A poco que recapaciten, verán en ello una sutil metáfora aplicable a las propias personas. Si entonces, hace 60 años, ocurría, en la sociedad actual sucede mucho más… Conforme el ser humano hemos ido adquiriendo capacidad económica y posibilidades, nos hemos lanzado a un consumismo irrefrenable al que somos incapaces de renunciar para salvarnos. A cultivar lo externo, lo superfluo, lo hedonista de la vida, el narcisismo, pero no a cultivarnos a nosotros mismos. Queremos agarrar tantos cacahuetes en nuestras manos que nos hacemos prisioneros de la calabaza. Es nuestra propia Trampa del Mono.
La fiesta continua; las continuas escapadas a un turismo depredador (que no son otra cosa que huidas de nosotros mismos); los entretenimientos de masas a los que nos hemos atado, nos han superficializado tanto y de tal manera que ya no sabemos (tampoco queremos) escapar de la trampa de la calabaza; y preferimos que nos encadenen y que nos metan en la jaula del placer consumista, de forma y manera suicida y estúpida. Y que se nos haga pasto fácil de los depredadores que se aprovechan de nosotros (políticos, religiones, oligarquías financieras…)

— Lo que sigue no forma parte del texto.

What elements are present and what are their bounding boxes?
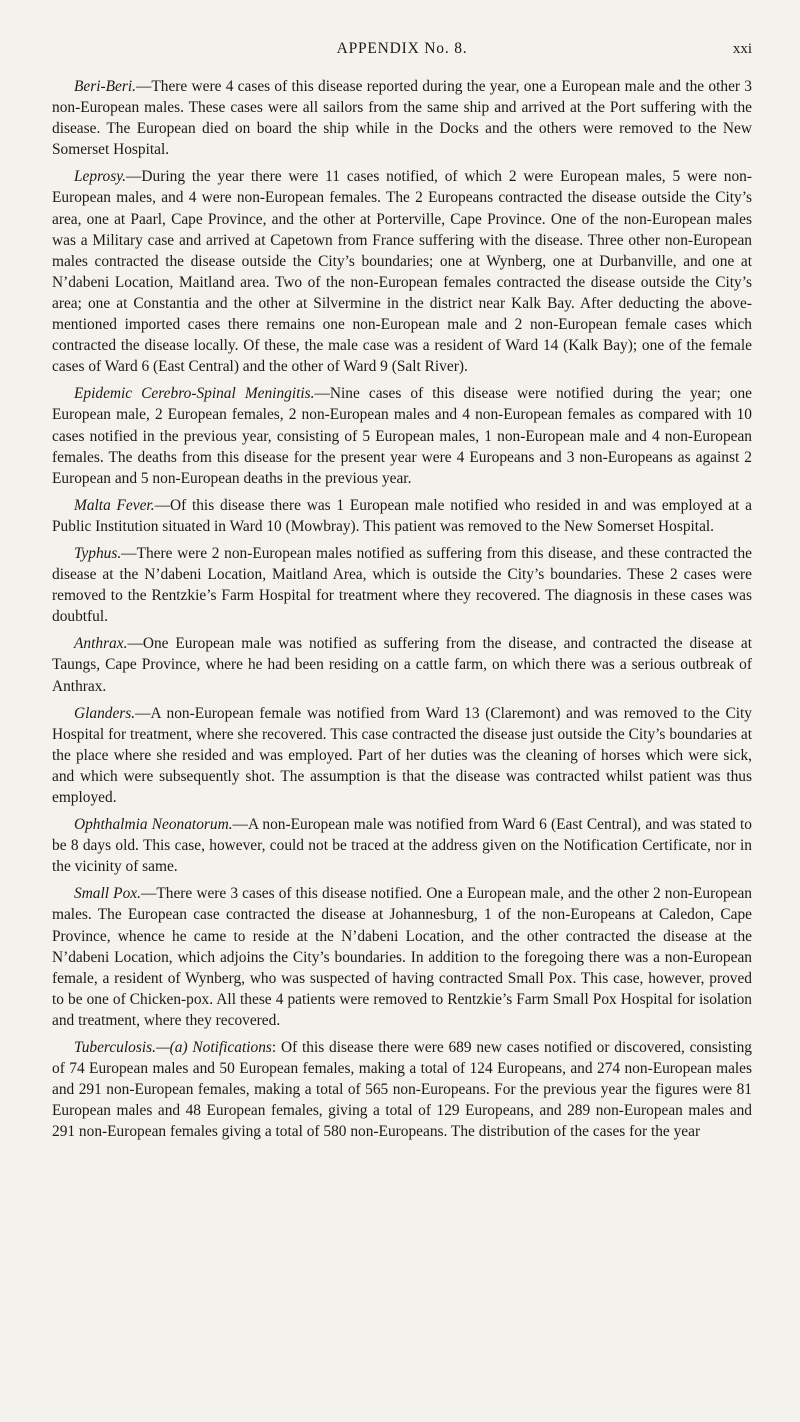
page-header — [52, 40, 752, 62]
paragraph-heading: Small Pox. — [74, 885, 141, 903]
paragraph-text: —A non-European female was notified from Ward 13 (Claremont) and was removed to the City Hospital for treatment, where she recovered. This case contracted the disease just outside the City’s boundaries at the place where she resided and was employed. Part of her duties was the cleaning of horses which were sick, and which were subsequently shot. The assumption is that the disease was contracted whilst patient was thus employed. — [52, 704, 752, 806]
paragraph-heading: Glanders. — [74, 704, 136, 722]
paragraph-glanders — [52, 703, 752, 808]
paragraph-meningitis — [52, 383, 752, 488]
page-number: xxi — [732, 41, 752, 57]
paragraph-heading: Anthrax. — [74, 635, 128, 653]
paragraph-anthrax — [52, 633, 752, 696]
paragraph-heading: Ophthalmia Neonatorum. — [74, 816, 233, 834]
paragraph-text: —A non-European male was notified from Ward 6 (East Central), and was stated to be 8 days old. This case, however, could not be traced at the address given on the Notification Certificate, nor in the vicinity of same. — [52, 816, 752, 876]
body-text — [52, 76, 752, 1149]
paragraph-typhus — [52, 543, 752, 627]
paragraph-malta-fever — [52, 495, 752, 537]
paragraph-heading: Malta Fever. — [74, 496, 155, 514]
paragraph-small-pox — [52, 883, 752, 1031]
paragraph-text: —Of this disease there was 1 European male notified who resided in and was employed at a Public Institution situated in Ward 10 (Mowbray). This patient was removed to the New Somerset Hospital. — [52, 496, 753, 535]
paragraph-tuberculosis — [52, 1037, 752, 1142]
paragraph-text: —During the year there were 11 cases notified, of which 2 were European males, 5 were non-European males, and 4 were non-European females. The 2 Europeans contracted the disease outside the City’s area, one at Paarl, Cape Province, and the other at Porterville, Cape Province. One of the non-European males was a Military case and arrived at Capetown from France suffering with the disease. Three other non-European males contracted the disease outside the City’s boundaries; one at Wynberg, one at Durbanville, and one at N’dabeni Location, Maitland area. Two of the non-European females contracted the disease outside the City’s area; one at Constantia and the other at Silvermine in the district near Kalk Bay. After deducting the above-mentioned imported cases there remains one non-European male and 2 non-European female cases which contracted the disease locally. Of these, the male case was a resident of Ward 14 (Kalk Bay); one of the female cases of Ward 6 (East Central) and the other of Ward 9 (Salt River). — [52, 168, 752, 376]
paragraph-text: : Of this disease there were 689 new cases notified or discovered, consisting of 74 European males and 50 European females, making a total of 124 Europeans, and 274 non-European males and 291 non-European females, making a total of 565 non-Europeans. For the previous year the figures were 81 European males and 48 European females, giving a total of 129 Europeans, and 289 non-European males and 291 non-European females giving a total of 580 non-Europeans. The distribution of the cases for the year — [52, 1039, 752, 1141]
paragraph-text: —Nine cases of this disease were notified during the year; one European male, 2 European females, 2 non-European males and 4 non-European females as compared with 10 cases notified in the previous year, consisting of 5 European males, 1 non-European male and 4 non-European females. The deaths from this disease for the present year were 4 Europeans and 3 non-Europeans as against 2 European and 5 non-European deaths in the previous year. — [52, 385, 753, 487]
paragraph-beri-beri — [52, 76, 752, 160]
paragraph-ophthalmia — [52, 814, 752, 877]
paragraph-heading: Epidemic Cerebro-Spinal Meningitis. — [74, 385, 315, 403]
paragraph-leprosy — [52, 166, 752, 377]
paragraph-text: —There were 2 non-European males notified as suffering from this disease, and these contracted the disease at the N’dabeni Location, Maitland Area, which is outside the City’s boundaries. These 2 cases were removed to the Rentzkie’s Farm Hospital for treatment where they recovered. The diagnosis in these cases was doubtful. — [52, 544, 752, 626]
paragraph-text: —There were 4 cases of this disease reported during the year, one a European male and the other 3 non-European males. These cases were all sailors from the same ship and arrived at the Port suffering with the disease. The European died on board the ship while in the Docks and the others were removed to the New Somerset Hospital. — [52, 78, 752, 159]
paragraph-heading: Beri-Beri. — [74, 78, 136, 95]
paragraph-heading: Leprosy. — [74, 168, 127, 186]
paragraph-heading: Tuberculosis.—(a) Notifications — [74, 1039, 272, 1057]
paragraph-text: —One European male was notified as suffering from the disease, and contracted the disease at Taungs, Cape Province, where he had been residing on a cattle farm, on which there was a serious outbreak of Anthrax. — [52, 635, 752, 695]
appendix-title: APPENDIX No. 8. — [336, 40, 468, 57]
paragraph-text: —There were 3 cases of this disease notified. One a European male, and the other 2 non-European males. The European case contracted the disease at Johannesburg, 1 of the non-Europeans at Caledon, Cape Province, whence he came to reside at the N’dabeni Location, and the other contracted the disease at the N’dabeni Location, which adjoins the City’s boundaries. In addition to the foregoing there was a non-European female, a resident of Wynberg, who was suspected of having contracted Small Pox. This case, however, proved to be one of Chicken-pox. All these 4 patients were removed to Rentzkie’s Farm Small Pox Hospital for isolation and treatment, where they recovered. — [52, 885, 752, 1029]
paragraph-heading: Typhus. — [74, 544, 122, 562]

Sin embargo, nuestra libertad sería tan fácil recuperarla que no nos lo creemos: abrir la mano y empezar a soltar los cacahuetes a los que nos aferramos tan cretinamente. Si fuéramos medianamente inteligentes, los consumiríamos de uno en uno para no quedar atrapados… Pero nos hemos externalizado tanto que hemos renunciado a nuestra riqueza interior; hemos usado el regalo del libre albedrío para sacrificarlo en el altar del idiotismo gregario y renunciar al librepensamiento. Hoy ya nadie sabe pensar por sí mismo; tan solo le hacen creer que piensa, pero son pensamientos precocinados y preparados para su consumo… En realidad somos pensados, en beneficio de interese espurios. Todo se reduce a ganado y ganaderos… que son los ganadores.
He aquí porqué, en aquella época que no se podía, leíamos libros que, hoy que se puede, están secuestrados por no demandados… He aquí el porqué de que lo estén: para que no veamos las calabazas-trampa que nos tienen cogidos; para que ya no reconozcamos que todo efecto es hijo de una causa; para que no veamos que lo que nos venden como evolución material es en realidad pura involución moral… Naturalmente, ustedes pueden creerlo, o no creerlo, o reírse a mandíbula batiente de los que escribimos esto. Esa es su prerrogativa. Pero también es la causa de un efecto mayor y peor del que nos debatimos actualmente.
Mi primo y yo lo hablábamos en las pocas y últimas ocasiones en que nos vimos, antes de que nos abandonara. La añoranza de aquel tiempo pasado era porque, de verdad, fue mejor en muchas cosas… Al menos más genuíno, más verdadero, más auténtico. Tiempos de buscadores, no de medradores; en que el conocimiento aún no se había convertido en recocimiento. La Trampa del Mono es hoy más realidad que nunca. Y está servida a nuestra mesa.